Pendeta Dhorna hanya dapat berdecak kagum dan melontarkan kata-kata pujian melihat sepak terjang anak muda ini, kehebatannya sama dengan ayahnya, murid yang paling ia kasihi, kalau tidak melebihinya.
Duryudana kesal dengan sikap sang resi, dan memerintahkannya untuk segera mengatasi kekalahan ini.
Tak ada yang akan mampu mengatasi anak ini lewat duel, kata resi Dhorna, bahkan dirinya pun tak akan dapat melumpuhkannya. Tak ada jalan lain bagi mereka, menurut Dhorna, kecuali melancarkan serangan secara bersama-sama.
Demikianlah, aturan peperangan itu untuk pertama kali dilanggar. Kesatria-kesatria utama Hastina bersama-sama menghadapi anak Subadra. Abhimanyu yang melihat kelicikan ini mencaci mereka, para kesatria utama Hastina, dan
menantang satu persatu untuk duel secara kesatria. Namun tak ada yang menghiraukan tantangan ini. Mereka membentuk formasi baru, mengurung Abhimanyu dari segala arah dan melancarkan panah-panah mereka pada
Abhimanyu. Ketika Abhimanyu mengarahkan panahnya pada Salya, Karna yang berada di belakang Abhimanyu melepaskan panahnya, mengarah pada busur Abhimanyu dan patahlah busur itu. Salya yang terlepas dari ancaman maut melepaskan anak-anak panahnya pada kusir Sumitra dan Sumitra pun perlaya. Sementara Dursasana
melepaskan panah-panahnya pada kuda-kuda Abhimanyu, dan tersungkurlah kuda-kuda itu. Abhimanyu melocat dari keretanya, kini ia hanya bersenjatakan pedang, berdiri di tanah siap menghadapi keroyokan kesatria Hastina.
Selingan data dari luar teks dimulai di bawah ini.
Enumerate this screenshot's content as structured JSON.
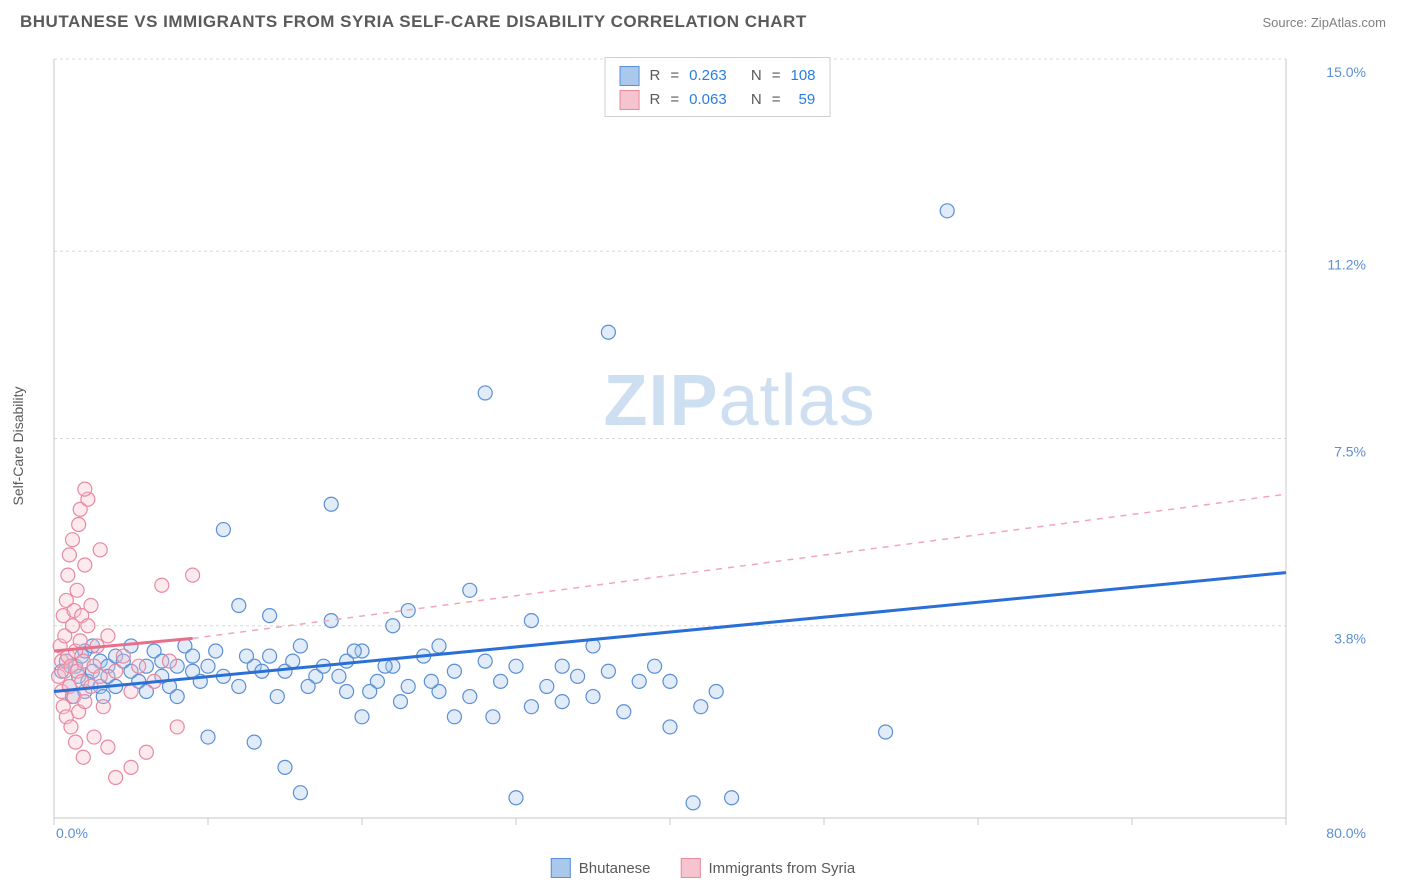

Namun ia tak gentar dengan keroyokan ini. Ditebasnya setiap pasukan Hastina yang mendekat, dipatahkannya panah-panah yang mengarah pada tubuhnya.
Namun kembali Karna berhasil melepaskan panah-panahnya dan mematahkan pedang Abhimanyu.
Abhimanyu segera mengambil gada dari pasukan Hastina yang mati, dan ia pun kembali mengamuk dengan gada, menyebabkan kematian puluhan pasukan Hastina. Namun gada ini pun berhasil dihancurkan panah-panah sakti Resi Dhorna.
Kini tak ada senjata yang tersisa di tangan anak Harjuna. Sementara panah-panah tertancap pada tubuhnya dari berbagai arah, yang dilancarkan para kesatria Hastina.
Tak kehilangan akal dan keberanian, Abhimanyu meraih roda keretanya yang porak-poranda, ia gunakan sebagai tameng sekaligus alat penghancur. Dengan tubuh bagai landak karena panah-panah yang menancap, ia putar-putar roda itu sambil menyerang setiap tentara Hastina di depannya. Kembali puluhan pasukan Hastina bergelimpangan.
Namun kembali resi Dhorna dapat menghancurkan roda itu dengan panah-panahnya dan kini Abhimanyu kehilangan semua senjata. Sementara tubuhnya pun makin lemah, ia mulai limbung, darah bercucuran deras akibat puluhan panah yang memanggang tubuhnya. Dan akhirnya ia pun jatuh terduduk karena kelelahan dan rasa sakit yang luar biasa. Dursala anak Dursasana yang berada dekat tak menyia-nyiakan kesempatan ini. Ia segera meloncat dengan gadanya, sekuat tenaga ia pukulkan gadanya ke kepala Abhimanyu, dan Abhimanyu pun tersungkur. Gugurlah putra Harjuna yang luar biasa ini.